Siempre pensé que no eras más que una idea, que no eras real, que te habías cruzado de un recuerdo a otro en mi mente. Era imposible visualizarte si no era haciendo cosas que jamás vi que hicieras, pero una noche logré recordarte bailando. Rozabas el suelo con los dedos de tus manos, tu espalda se curvaba y hacía nacer el sol. ¿Pudiste tocarlo? Se reflejaba tu deseo en los ojos, quisiste con los labios, temblaste con el corazón. Movías tu cuerpo como se mueve el reflejo de los cuerpos celestes en el mar, tragados por las olas, se perdían tus mejillas en la espuma. Artistas pintaron sobre el nacimiento de una diosa y todo lo que hice yo fue guardarte en mi memoria; te desvaneciste y sólo quedó la sal en mi boca, curando las heridas que tu huida dejó como regalo de despedida. Te recordé bailando y recité en susurros aquel poema que siempre te trae desde las coordenadas del último beso.

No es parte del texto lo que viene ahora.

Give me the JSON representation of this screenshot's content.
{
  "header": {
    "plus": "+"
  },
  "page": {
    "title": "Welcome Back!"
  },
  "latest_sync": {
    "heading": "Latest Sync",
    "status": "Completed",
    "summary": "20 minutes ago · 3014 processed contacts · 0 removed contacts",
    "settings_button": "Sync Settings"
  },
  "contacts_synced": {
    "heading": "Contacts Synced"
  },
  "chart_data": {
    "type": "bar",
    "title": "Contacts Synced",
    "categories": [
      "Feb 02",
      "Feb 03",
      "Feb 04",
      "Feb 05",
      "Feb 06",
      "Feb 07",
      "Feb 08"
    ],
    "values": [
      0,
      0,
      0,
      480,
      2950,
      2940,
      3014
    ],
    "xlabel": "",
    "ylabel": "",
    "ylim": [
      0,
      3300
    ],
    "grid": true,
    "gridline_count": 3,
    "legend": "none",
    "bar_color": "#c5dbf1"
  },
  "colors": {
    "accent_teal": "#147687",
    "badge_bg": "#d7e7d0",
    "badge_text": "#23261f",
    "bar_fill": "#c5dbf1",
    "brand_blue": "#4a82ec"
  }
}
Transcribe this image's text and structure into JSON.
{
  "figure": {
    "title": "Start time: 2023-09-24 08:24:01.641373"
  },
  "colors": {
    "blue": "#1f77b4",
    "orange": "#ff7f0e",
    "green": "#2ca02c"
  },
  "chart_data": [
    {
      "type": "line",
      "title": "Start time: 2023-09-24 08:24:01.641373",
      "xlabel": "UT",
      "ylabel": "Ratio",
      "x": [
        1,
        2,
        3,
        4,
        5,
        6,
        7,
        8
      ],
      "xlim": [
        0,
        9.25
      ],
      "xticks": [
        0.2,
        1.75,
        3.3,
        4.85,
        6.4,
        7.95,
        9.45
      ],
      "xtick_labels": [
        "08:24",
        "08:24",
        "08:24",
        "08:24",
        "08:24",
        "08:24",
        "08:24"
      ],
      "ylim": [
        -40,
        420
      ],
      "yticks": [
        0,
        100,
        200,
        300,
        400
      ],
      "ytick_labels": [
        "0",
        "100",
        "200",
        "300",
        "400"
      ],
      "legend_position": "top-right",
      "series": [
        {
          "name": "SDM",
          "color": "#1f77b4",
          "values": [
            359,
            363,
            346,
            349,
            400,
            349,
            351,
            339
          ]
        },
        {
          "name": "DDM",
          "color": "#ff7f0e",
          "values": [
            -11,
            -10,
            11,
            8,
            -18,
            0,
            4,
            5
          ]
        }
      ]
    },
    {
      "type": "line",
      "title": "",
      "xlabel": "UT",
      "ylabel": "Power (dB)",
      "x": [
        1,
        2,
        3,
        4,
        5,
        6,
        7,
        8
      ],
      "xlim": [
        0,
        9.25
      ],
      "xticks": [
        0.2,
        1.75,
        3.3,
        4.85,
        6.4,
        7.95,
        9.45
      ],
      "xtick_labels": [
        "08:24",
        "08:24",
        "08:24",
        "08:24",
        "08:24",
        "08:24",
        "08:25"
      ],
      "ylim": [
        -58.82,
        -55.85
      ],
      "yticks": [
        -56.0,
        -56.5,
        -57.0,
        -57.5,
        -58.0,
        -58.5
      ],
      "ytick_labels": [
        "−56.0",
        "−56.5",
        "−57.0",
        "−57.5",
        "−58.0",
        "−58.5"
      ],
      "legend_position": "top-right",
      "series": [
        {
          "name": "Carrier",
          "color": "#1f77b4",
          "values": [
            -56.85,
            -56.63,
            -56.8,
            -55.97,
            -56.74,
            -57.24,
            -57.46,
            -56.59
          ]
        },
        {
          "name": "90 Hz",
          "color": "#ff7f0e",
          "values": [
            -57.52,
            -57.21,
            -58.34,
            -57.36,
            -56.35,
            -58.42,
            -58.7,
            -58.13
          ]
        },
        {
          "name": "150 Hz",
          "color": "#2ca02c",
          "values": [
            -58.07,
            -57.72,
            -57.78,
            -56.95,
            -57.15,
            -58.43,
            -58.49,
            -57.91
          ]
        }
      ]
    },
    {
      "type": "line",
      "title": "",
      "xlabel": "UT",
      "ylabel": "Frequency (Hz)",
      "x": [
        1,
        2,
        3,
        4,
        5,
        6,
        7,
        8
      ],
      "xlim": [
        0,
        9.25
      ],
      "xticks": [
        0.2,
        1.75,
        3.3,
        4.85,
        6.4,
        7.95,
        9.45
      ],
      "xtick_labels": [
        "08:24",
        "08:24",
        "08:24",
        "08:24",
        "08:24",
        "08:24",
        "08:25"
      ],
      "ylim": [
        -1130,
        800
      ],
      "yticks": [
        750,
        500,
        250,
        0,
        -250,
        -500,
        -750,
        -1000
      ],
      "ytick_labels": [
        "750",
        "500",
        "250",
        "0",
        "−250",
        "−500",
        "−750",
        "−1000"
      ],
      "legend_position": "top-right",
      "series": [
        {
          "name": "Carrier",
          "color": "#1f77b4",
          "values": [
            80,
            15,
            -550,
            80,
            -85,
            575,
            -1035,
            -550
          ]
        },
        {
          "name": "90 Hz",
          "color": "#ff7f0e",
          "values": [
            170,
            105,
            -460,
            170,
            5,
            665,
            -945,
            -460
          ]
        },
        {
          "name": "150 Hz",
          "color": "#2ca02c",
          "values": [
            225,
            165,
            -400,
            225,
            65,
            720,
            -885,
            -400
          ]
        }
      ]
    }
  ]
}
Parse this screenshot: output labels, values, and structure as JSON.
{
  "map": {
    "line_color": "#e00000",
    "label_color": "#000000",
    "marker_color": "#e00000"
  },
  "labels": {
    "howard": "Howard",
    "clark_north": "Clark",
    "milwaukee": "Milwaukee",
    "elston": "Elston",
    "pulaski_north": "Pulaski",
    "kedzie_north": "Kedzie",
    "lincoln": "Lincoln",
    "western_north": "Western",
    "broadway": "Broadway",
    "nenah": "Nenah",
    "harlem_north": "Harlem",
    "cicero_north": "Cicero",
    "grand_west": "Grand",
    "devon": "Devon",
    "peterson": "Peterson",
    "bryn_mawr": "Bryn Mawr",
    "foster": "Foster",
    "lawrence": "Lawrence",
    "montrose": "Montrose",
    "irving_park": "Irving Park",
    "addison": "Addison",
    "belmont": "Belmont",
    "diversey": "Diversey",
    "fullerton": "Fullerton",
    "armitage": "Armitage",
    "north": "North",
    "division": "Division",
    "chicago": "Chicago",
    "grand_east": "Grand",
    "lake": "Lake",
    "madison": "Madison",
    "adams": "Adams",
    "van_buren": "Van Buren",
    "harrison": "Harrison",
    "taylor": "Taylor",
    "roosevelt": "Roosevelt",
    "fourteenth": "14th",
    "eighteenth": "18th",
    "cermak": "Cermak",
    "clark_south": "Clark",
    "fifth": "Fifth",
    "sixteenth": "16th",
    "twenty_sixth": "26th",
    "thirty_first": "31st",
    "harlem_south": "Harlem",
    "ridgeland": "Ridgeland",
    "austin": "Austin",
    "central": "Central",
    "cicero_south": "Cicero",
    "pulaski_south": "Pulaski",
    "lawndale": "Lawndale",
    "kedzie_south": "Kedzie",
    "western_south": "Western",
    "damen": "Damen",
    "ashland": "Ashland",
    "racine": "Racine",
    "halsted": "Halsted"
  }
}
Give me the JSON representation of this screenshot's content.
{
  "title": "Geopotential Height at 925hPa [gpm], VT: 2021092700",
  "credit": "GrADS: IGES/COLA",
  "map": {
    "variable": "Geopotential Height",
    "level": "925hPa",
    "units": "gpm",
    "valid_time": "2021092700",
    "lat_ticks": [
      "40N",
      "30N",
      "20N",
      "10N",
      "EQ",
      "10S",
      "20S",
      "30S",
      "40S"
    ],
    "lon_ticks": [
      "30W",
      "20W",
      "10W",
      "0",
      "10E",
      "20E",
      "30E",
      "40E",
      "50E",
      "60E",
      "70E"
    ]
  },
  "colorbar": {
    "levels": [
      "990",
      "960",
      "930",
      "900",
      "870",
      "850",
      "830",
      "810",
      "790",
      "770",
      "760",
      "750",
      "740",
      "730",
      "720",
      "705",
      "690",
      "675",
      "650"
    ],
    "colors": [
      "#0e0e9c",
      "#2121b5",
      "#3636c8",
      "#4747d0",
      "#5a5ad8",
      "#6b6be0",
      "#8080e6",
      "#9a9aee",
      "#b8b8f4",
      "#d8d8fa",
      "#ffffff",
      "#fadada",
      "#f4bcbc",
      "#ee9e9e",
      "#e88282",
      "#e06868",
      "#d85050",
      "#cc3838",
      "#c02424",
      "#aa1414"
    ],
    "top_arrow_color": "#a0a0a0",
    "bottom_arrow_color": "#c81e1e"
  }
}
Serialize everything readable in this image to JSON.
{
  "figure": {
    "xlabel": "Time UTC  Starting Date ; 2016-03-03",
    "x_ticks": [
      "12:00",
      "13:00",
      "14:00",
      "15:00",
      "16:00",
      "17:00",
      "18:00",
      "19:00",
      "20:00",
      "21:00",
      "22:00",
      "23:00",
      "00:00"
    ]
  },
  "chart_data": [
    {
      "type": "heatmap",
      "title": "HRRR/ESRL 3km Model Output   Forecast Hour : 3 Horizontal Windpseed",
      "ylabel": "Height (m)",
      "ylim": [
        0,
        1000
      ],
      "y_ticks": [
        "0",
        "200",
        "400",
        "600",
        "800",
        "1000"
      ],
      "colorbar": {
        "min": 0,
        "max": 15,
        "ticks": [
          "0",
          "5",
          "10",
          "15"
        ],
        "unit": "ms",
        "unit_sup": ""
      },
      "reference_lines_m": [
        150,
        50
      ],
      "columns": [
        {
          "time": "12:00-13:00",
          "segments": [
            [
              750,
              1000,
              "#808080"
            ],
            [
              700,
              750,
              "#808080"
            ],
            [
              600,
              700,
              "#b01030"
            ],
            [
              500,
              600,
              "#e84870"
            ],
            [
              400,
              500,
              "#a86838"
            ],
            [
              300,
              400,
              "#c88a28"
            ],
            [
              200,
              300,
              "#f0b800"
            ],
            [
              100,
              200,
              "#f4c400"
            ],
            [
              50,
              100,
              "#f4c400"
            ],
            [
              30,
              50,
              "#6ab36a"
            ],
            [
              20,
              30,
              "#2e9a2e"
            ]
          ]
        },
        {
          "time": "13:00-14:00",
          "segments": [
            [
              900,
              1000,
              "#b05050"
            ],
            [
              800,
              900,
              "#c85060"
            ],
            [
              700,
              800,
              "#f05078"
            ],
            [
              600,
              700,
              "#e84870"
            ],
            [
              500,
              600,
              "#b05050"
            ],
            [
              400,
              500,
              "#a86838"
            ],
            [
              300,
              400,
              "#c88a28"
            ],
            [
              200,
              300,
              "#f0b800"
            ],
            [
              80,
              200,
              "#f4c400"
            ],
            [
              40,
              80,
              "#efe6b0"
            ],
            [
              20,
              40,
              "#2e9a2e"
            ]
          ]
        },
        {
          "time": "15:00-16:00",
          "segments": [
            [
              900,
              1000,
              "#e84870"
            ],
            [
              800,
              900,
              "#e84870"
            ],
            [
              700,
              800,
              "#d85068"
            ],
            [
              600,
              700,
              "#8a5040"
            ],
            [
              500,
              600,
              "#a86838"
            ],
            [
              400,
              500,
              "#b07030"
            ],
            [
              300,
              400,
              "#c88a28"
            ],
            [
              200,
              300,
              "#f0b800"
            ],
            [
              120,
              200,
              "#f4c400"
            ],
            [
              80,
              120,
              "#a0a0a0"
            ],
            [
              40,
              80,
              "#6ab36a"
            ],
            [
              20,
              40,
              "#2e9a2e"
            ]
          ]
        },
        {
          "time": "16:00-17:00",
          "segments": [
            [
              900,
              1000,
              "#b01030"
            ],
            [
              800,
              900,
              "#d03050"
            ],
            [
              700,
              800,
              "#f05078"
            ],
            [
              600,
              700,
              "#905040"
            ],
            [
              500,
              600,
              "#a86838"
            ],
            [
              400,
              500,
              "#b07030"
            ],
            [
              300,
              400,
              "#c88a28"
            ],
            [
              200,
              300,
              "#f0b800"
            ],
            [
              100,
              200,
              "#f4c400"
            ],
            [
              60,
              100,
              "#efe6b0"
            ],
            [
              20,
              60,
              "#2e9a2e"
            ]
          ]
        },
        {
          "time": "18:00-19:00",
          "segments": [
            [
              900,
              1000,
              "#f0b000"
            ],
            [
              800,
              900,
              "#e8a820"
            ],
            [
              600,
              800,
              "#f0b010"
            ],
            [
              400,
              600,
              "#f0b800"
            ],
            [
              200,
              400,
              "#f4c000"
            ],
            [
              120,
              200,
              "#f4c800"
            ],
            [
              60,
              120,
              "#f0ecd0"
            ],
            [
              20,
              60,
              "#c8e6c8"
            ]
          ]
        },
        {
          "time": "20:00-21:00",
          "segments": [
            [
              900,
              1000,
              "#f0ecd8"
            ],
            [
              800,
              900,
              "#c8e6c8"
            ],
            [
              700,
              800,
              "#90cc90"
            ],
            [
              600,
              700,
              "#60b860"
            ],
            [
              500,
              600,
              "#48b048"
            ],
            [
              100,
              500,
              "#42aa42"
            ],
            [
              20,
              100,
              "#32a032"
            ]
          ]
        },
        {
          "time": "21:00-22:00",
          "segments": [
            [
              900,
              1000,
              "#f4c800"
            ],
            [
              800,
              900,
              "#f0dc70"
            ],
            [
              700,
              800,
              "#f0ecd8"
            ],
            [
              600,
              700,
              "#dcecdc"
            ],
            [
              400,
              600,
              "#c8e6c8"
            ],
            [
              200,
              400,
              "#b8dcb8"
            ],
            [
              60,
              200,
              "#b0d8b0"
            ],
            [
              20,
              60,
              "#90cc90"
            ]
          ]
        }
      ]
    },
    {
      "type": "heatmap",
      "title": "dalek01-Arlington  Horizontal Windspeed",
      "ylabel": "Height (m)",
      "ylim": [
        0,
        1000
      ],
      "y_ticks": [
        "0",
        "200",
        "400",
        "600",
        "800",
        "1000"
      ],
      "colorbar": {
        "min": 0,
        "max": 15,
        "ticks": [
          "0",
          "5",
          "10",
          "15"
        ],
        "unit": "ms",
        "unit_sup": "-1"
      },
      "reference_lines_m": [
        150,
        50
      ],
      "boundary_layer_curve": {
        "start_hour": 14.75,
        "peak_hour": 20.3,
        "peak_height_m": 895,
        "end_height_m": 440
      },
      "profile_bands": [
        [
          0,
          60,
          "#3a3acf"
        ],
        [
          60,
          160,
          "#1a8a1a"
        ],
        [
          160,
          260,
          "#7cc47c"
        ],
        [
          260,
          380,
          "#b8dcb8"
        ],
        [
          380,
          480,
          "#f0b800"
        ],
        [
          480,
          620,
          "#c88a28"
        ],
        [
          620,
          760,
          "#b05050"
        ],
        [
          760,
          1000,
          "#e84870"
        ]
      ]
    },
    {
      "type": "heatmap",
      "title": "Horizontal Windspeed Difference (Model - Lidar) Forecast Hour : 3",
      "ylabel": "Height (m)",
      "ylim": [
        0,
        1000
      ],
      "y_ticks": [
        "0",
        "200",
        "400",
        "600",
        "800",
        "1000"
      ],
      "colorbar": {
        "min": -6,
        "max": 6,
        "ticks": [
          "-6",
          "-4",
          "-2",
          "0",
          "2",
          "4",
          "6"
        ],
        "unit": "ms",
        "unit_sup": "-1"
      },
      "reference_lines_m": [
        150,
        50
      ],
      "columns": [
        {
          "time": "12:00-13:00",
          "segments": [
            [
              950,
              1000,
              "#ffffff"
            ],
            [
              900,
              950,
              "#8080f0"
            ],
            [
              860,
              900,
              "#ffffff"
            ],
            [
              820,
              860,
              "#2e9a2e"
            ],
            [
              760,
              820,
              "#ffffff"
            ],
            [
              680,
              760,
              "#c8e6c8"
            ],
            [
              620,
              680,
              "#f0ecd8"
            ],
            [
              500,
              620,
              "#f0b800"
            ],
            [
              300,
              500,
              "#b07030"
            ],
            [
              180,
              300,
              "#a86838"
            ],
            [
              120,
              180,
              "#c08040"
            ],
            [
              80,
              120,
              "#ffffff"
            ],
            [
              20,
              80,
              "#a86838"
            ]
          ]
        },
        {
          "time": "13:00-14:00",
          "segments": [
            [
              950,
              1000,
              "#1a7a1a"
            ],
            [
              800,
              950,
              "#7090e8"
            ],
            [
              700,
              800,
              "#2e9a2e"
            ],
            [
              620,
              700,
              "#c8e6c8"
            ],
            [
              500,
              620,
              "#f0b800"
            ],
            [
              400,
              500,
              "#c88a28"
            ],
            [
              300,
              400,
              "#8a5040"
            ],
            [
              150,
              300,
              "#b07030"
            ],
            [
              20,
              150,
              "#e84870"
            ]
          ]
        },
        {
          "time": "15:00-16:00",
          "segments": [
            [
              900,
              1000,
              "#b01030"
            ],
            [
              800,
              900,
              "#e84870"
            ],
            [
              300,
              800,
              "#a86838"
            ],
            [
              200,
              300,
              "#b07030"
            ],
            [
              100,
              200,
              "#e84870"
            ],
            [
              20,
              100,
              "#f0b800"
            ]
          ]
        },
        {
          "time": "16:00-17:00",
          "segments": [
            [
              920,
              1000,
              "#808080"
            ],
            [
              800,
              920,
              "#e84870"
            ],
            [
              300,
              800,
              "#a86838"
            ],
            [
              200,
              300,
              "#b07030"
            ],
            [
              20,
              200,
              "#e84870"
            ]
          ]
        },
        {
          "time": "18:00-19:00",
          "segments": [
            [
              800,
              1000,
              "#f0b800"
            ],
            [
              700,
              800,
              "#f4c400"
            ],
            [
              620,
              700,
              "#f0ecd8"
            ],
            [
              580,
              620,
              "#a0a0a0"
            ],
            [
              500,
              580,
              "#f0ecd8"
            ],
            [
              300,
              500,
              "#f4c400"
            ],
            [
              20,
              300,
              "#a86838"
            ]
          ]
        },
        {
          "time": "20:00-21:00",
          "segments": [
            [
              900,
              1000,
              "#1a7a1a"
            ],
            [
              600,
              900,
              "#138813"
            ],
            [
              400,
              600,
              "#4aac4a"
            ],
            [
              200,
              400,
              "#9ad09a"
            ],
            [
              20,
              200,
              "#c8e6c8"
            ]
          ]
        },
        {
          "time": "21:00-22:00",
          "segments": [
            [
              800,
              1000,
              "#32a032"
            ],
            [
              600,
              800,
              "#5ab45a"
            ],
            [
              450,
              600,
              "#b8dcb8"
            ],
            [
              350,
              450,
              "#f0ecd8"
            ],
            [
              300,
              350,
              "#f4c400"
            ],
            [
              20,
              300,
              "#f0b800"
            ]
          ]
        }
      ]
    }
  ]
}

Si aprieto con fuerza las manos sobre el pecho puedo oír tu voz. Jamás entendí cómo algo sin sentido puede hacerme sentir tanto. Abro la boca y juras, y juzgas, y esperas no ser juzgado. Cierro la boca y besas, y besas, y esperas al fin ser besado, pero nunca llego. Los sueños son lo mejor que tengo, dije. Me tapaste los labios y dijiste: los recuerdos serán lo mejor que tengas, serás incapaz de soñar.
Cuando abrimos las ventanas para ver amanecer, no teníamos sentimientos que expresar. Sabíamos que sería la última vez y desde entonces sólo pienso en si no lo hubiese sabido. ¿Habría mirado al cielo y no a tus ojos? Sólo pienso, desde entonces, en haberme perdido por el sol y no por las ruinas que guardaste en mis manos.
Nunca más pude imaginarme haciendo cosas que jamás viste que hiciera, siendo feliz. Si al final dormimos abrazados, no hay recuerdo de los besos en la nuca, ni de los dedos entrelazados. Me enseñaste que la cámara lenta de los instantes se rompe si la dejas sobre un corazón abandonado.